For two decades I wrote to her without meaningful reply having inevitably been banished from home by my misogynist father. The man who belittled his wife as stupid and raged when his teenage daughter stood to defend her mother from repeated emotional abuse. The man whose name appears on a city monument and was nobly awarded an Australian honour for his services to the community.
Engaging a solicitor to obtain a copy of her will I learned that everything was left to her sons and the offspring of their marriages along with the late bonus issue grandson from the extramarital relationship of her eldest son. For all intents and purposes, neither I nor my children existed.
Two days before the time limit expired her sons were served a summons. The court then ordered them to settlement conference and her sons offered me zero, threatening to sue me for costs. Their formal offer of compromise was I should accept zero and they would not sue me for costs.
In the investigative process, I discovered years prior to his death my forward-thinking ‘loving’ father had set up a family trust signed by my mother and their sons to financially advantage the sons alone, the patriarch ensuring his assets were passed to his precious sons. In actuality, my family is Anglo-Asian both sets of ancestors arrived in the 1870s but in the 21st century, they became feudal Chinese where the males are endlessly advantaged and women are expendable and exploitable.
Naively, I thought the brothers having adult daughters of their own might make them fair and reasonable — they were neither. They conceded me 4 per cent of the estate less than their own children received and then deliberately delayed payment under false pretences. Fully aware my husband was undergoing cancer treatment, the brothers spent twice what they paid me in legal fees fighting me.

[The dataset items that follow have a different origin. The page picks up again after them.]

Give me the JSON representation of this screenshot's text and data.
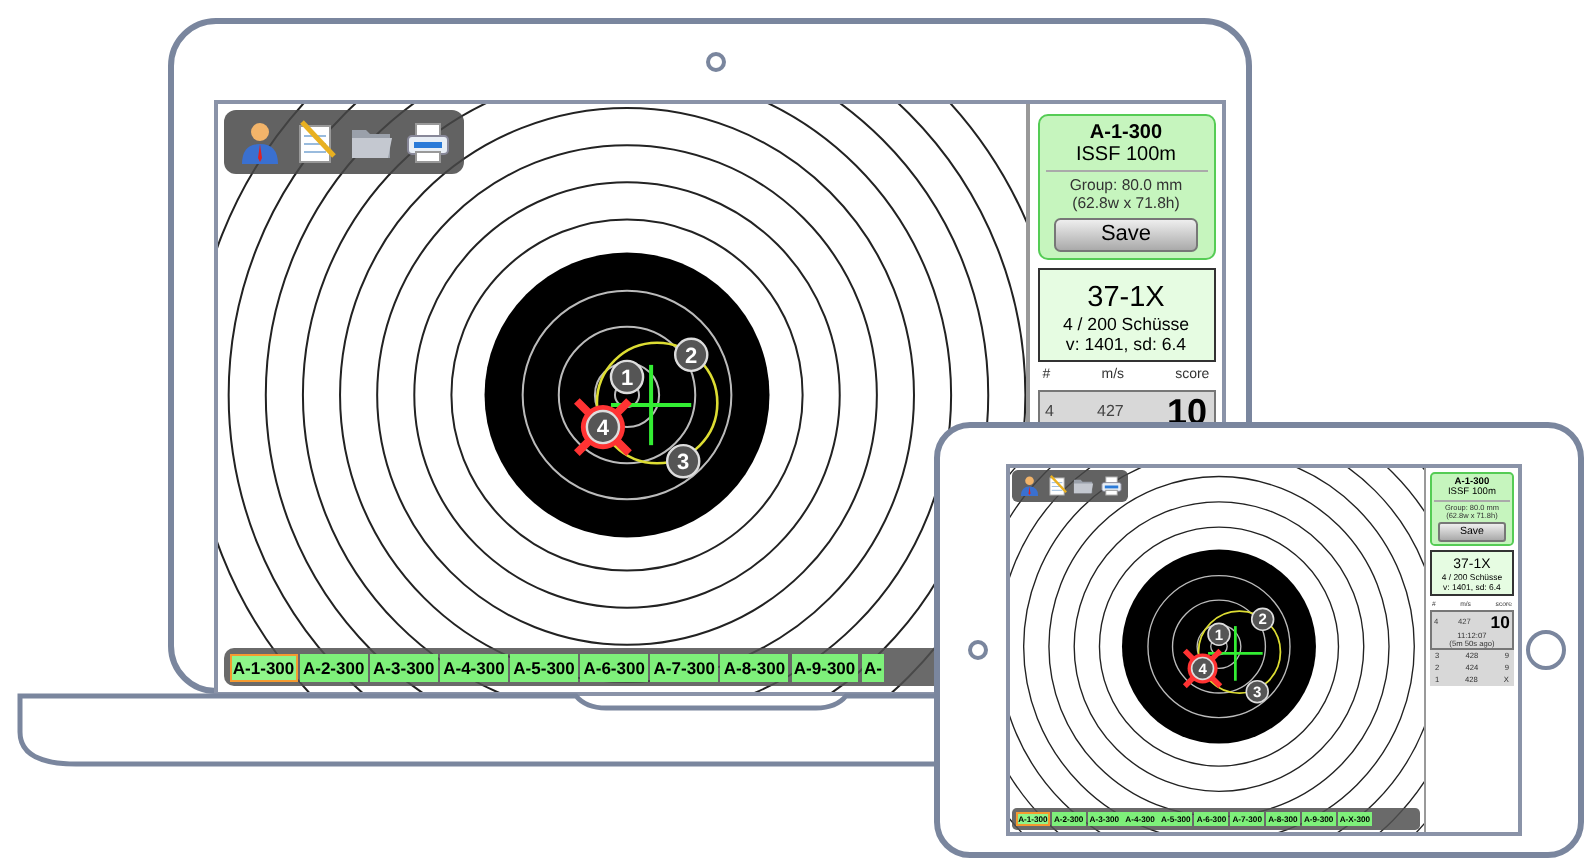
{
  "laptop": {
    "screen": {
      "target": {
        "shots": [
          {
            "label": "1",
            "selected": false
          },
          {
            "label": "2",
            "selected": false
          },
          {
            "label": "3",
            "selected": false
          },
          {
            "label": "4",
            "selected": true
          }
        ]
      },
      "sidebar": {
        "title": "A-1-300",
        "discipline": "ISSF 100m",
        "group": "Group: 80.0 mm",
        "group_size": "(62.8w x 71.8h)",
        "save_button": "Save",
        "score": "37-1X",
        "shot_count": "4 / 200 Schüsse",
        "velocity": "v: 1401, sd: 6.4",
        "columns": [
          "#",
          "m/s",
          "score"
        ],
        "latest": {
          "number": "4",
          "speed": "427",
          "score": "10"
        }
      },
      "tabs": [
        {
          "label": "A-1-300",
          "selected": true
        },
        {
          "label": "A-2-300",
          "selected": false
        },
        {
          "label": "A-3-300",
          "selected": false
        },
        {
          "label": "A-4-300",
          "selected": false
        },
        {
          "label": "A-5-300",
          "selected": false
        },
        {
          "label": "A-6-300",
          "selected": false
        },
        {
          "label": "A-7-300",
          "selected": false
        },
        {
          "label": "A-8-300",
          "selected": false
        },
        {
          "label": "A-9-300",
          "selected": false
        },
        {
          "label": "A-",
          "selected": false
        }
      ]
    }
  },
  "tablet": {
    "screen": {
      "target": {
        "shots": [
          {
            "label": "1",
            "selected": false
          },
          {
            "label": "2",
            "selected": false
          },
          {
            "label": "3",
            "selected": false
          },
          {
            "label": "4",
            "selected": true
          }
        ]
      },
      "sidebar": {
        "title": "A-1-300",
        "discipline": "ISSF 100m",
        "group": "Group: 80.0 mm",
        "group_size": "(62.8w x 71.8h)",
        "save_button": "Save",
        "score": "37-1X",
        "shot_count": "4 / 200 Schüsse",
        "velocity": "v: 1401, sd: 6.4",
        "columns": [
          "#",
          "m/s",
          "score"
        ],
        "latest": {
          "number": "4",
          "speed": "427",
          "score": "10",
          "time": "11:12:07",
          "ago": "(5m 50s ago)"
        },
        "rows": [
          {
            "number": "3",
            "speed": "428",
            "score": "9"
          },
          {
            "number": "2",
            "speed": "424",
            "score": "9"
          },
          {
            "number": "1",
            "speed": "428",
            "score": "X"
          }
        ]
      },
      "tabs": [
        {
          "label": "A-1-300",
          "selected": true
        },
        {
          "label": "A-2-300",
          "selected": false
        },
        {
          "label": "A-3-300",
          "selected": false
        },
        {
          "label": "A-4-300",
          "selected": false
        },
        {
          "label": "A-5-300",
          "selected": false
        },
        {
          "label": "A-6-300",
          "selected": false
        },
        {
          "label": "A-7-300",
          "selected": false
        },
        {
          "label": "A-8-300",
          "selected": false
        },
        {
          "label": "A-9-300",
          "selected": false
        },
        {
          "label": "A-X-300",
          "selected": false
        }
      ]
    }
  }
}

Serendipity saw my legal team waive my fees to ensure I received the full benefit of the settlement. Clearly, they believed my evidence, but the law is not compensatory for past disadvantage. The barrister acknowledged I was not the only dutiful Asian daughter he had represented, denied equality by her parents.
Did my mother do this deliberately of her own volition? At the time of writing her will she was 93 years old suffering from Alzheimer’s Disease and diabetes, both linked to cognitive impairment. Two years prior to her death she was unable to recognise me.

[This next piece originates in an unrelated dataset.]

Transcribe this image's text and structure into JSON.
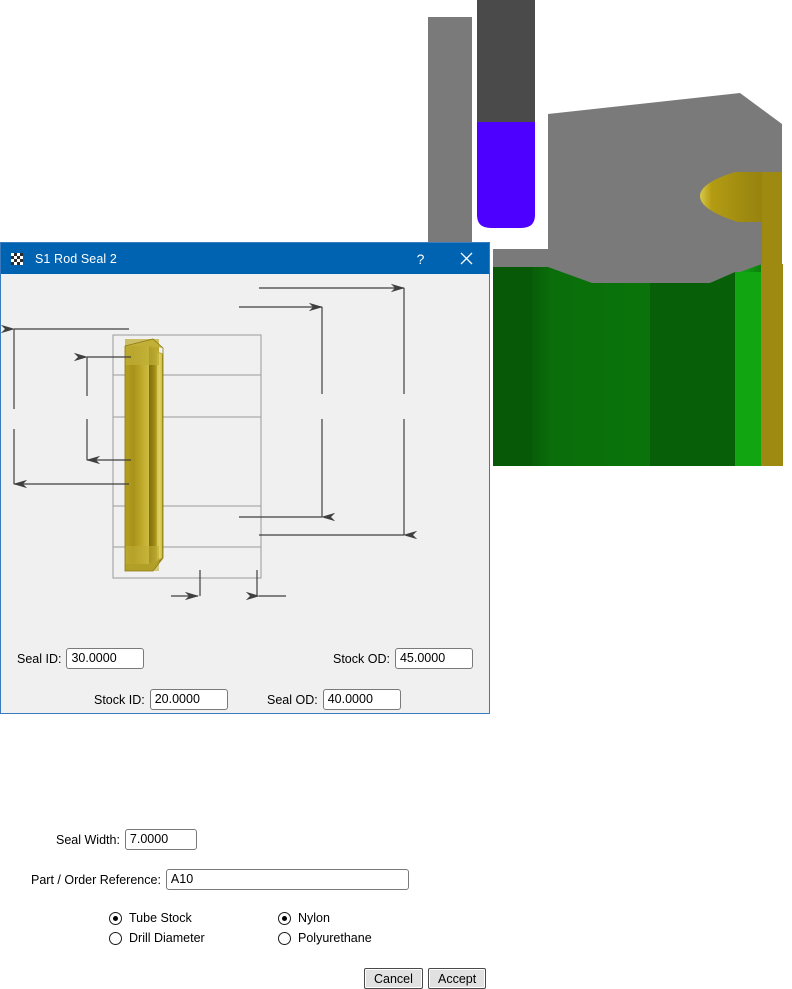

I sought a review of the conduct of her solicitor’s actions in writing this will. The state Law Society guidelines stipulate the solicitor preparing a will must identify all children, obtain copies of previous wills, ascertain the person has testamentary capacity and ensure the person is consulted alone to avoid undue influence of beneficiaries. How did a frail elderly woman with mobility issues make a three-hour round trip from her home in the suburb nearest her youngest son, to a solicitor coincidentally located in the same suburb as her eldest son?
The office responsible for professional legal standards has refused to investigate, advising it can only be contested in court knowing the estate was not worth that expense. Catch 22 ensures justice is only available to those who can afford it.

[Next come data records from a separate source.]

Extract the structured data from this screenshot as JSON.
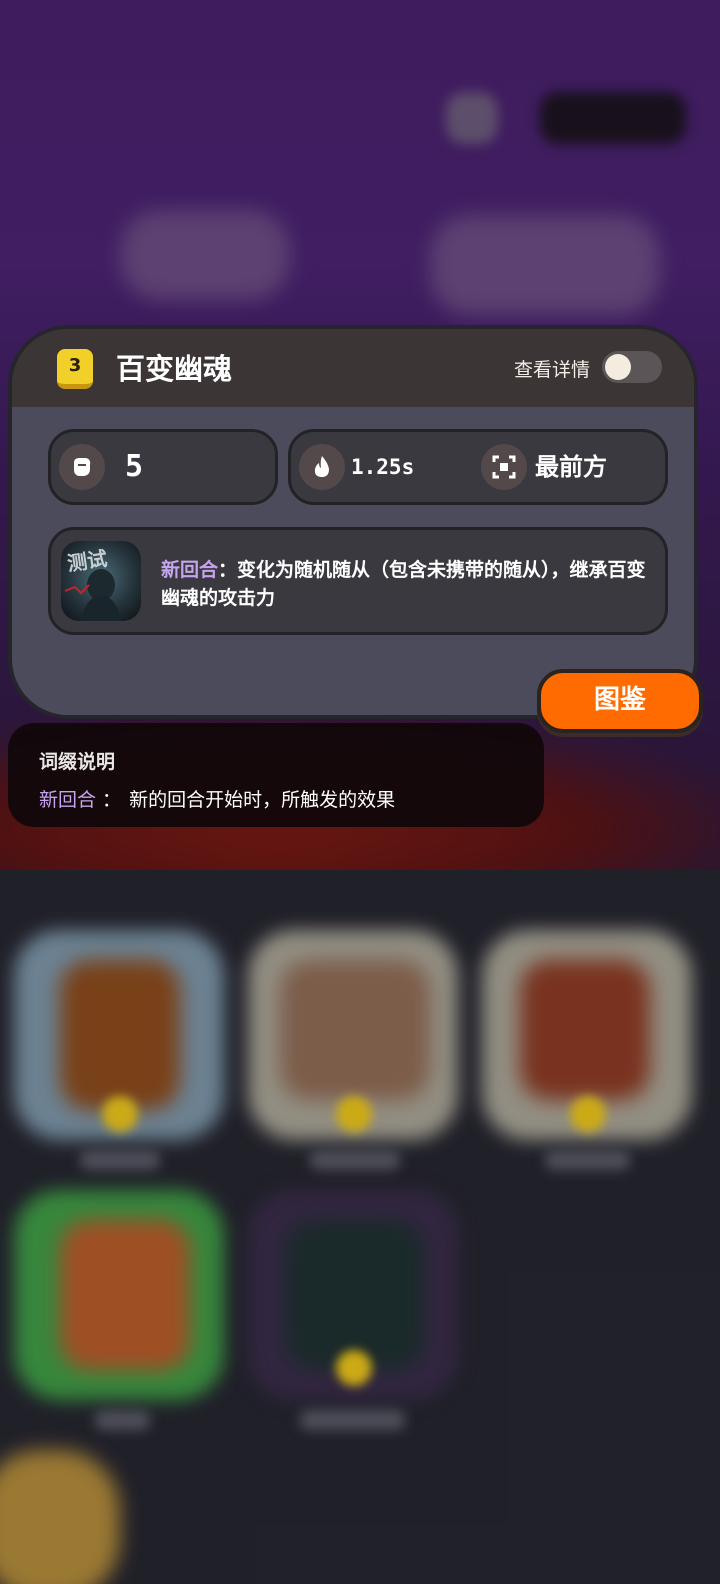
{
  "unit": {
    "level": "3",
    "name": "百变幽魂",
    "detail_label": "查看详情",
    "detail_toggle_on": false
  },
  "stats": {
    "attack": "5",
    "interval": "1.25s",
    "position": "最前方"
  },
  "ability": {
    "keyword": "新回合",
    "separator": "：",
    "description": "变化为随机随从（包含未携带的随从），继承百变幽魂的攻击力",
    "portrait_caption": "测试"
  },
  "codex_button": {
    "label": "图鉴"
  },
  "glossary": {
    "title": "词缀说明",
    "keyword": "新回合",
    "separator": " ：",
    "definition": "新的回合开始时，所触发的效果"
  },
  "colors": {
    "accent_orange": "#ff6b00",
    "keyword_purple": "#c6a4ee",
    "level_gold": "#f3cf2a",
    "panel_bg": "#4c4b5c"
  },
  "icons": {
    "attack": "fist-icon",
    "interval": "flame-icon",
    "position": "target-frame-icon"
  }
}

Three people on the planet know how this will came to exist, my brothers and their solicitor. The brothers have never spoken to me at any time, only communicating through solicitors. Their last instruction from their solicitor informed me that I am never to write letters to them again.
Over anger and past sad, I took my 4 per cent and resolved to have the best time possible at my brothers’ expense. I will never know how this happened and that is tragic, but my husband is well and we are having fun travelling. We have just had the most amazing year full of new experiences and I got on with my life.
Joyously their solicitor’s instructions did not specifically preclude postcards. Adios hermanos!